Solve the inequality. Graph and check your solution.
-1/5m>-2
To solve the inequality -1/5m > -2, we can multiply both sides by -5 (remember to reverse the inequality sign when multiplying by a negative number):
(-1/5m)(-5) < (-2)(-5)
m < 10
Now we can graph the solution on a number line:
On the number line, we have an open circle at 10 (since the inequality is m < 10, we do not include 10 in the solution) and the arrow pointing towards negative infinity (since m is less than 10).
To check our solution, we can pick a value less than 10, such as 5. Plugging it into the original inequality:
-1/(5*5) > -2
-1/25 > -2
This is true, so our solution is correct.
To solve the inequality -1/5m > -2, we need to isolate the variable 'm' on one side of the inequality sign.

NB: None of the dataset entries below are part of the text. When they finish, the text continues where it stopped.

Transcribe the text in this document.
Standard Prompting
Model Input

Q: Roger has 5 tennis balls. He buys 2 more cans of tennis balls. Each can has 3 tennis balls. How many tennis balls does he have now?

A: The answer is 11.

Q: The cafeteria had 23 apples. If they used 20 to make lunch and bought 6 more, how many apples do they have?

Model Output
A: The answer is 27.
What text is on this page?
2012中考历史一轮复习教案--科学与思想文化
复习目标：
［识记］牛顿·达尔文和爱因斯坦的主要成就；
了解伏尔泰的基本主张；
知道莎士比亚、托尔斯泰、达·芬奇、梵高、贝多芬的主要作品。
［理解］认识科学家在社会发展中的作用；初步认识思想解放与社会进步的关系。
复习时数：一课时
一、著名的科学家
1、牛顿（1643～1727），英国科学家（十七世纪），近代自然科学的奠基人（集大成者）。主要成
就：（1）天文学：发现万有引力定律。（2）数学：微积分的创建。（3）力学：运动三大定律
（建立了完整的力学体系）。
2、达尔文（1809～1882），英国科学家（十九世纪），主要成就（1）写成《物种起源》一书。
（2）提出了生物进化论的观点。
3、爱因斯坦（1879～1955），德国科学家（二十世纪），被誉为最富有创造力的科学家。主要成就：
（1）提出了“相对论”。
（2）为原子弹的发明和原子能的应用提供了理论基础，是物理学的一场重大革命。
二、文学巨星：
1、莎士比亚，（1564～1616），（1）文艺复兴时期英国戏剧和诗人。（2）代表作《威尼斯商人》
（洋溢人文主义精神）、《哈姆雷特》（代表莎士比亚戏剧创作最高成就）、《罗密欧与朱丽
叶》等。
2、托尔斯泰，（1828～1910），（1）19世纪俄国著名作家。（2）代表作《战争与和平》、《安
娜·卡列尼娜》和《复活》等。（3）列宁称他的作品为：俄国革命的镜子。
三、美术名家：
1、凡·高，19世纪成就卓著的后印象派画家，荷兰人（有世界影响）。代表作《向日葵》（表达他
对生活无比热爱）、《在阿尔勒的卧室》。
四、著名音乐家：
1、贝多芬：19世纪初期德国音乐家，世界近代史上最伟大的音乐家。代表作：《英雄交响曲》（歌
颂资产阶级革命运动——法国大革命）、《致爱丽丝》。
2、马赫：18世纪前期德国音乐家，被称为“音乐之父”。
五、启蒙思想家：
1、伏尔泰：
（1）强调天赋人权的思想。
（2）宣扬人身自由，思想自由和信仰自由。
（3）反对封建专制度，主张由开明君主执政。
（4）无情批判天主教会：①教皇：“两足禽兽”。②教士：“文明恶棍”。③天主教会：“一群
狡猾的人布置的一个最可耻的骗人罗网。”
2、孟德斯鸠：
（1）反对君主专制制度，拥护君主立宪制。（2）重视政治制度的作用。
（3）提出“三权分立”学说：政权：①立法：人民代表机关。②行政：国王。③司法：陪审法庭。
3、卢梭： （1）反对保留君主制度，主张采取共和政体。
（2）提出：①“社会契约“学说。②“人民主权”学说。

Step 1: Multiply both sides of the inequality by -5 to eliminate the fraction:
(-5)(-1/5m) < (-5)(-2)
m < 10
Step 2: Graphing the solution:
To graph the solution, we need to plot all the values of 'm' that make the inequality true. In this case, since it is a strict inequality (m < 10), we need to represent the solution as an open circle on a number line positioned slightly to the left of the number 10. This indicates that 10 is not included in the solution set.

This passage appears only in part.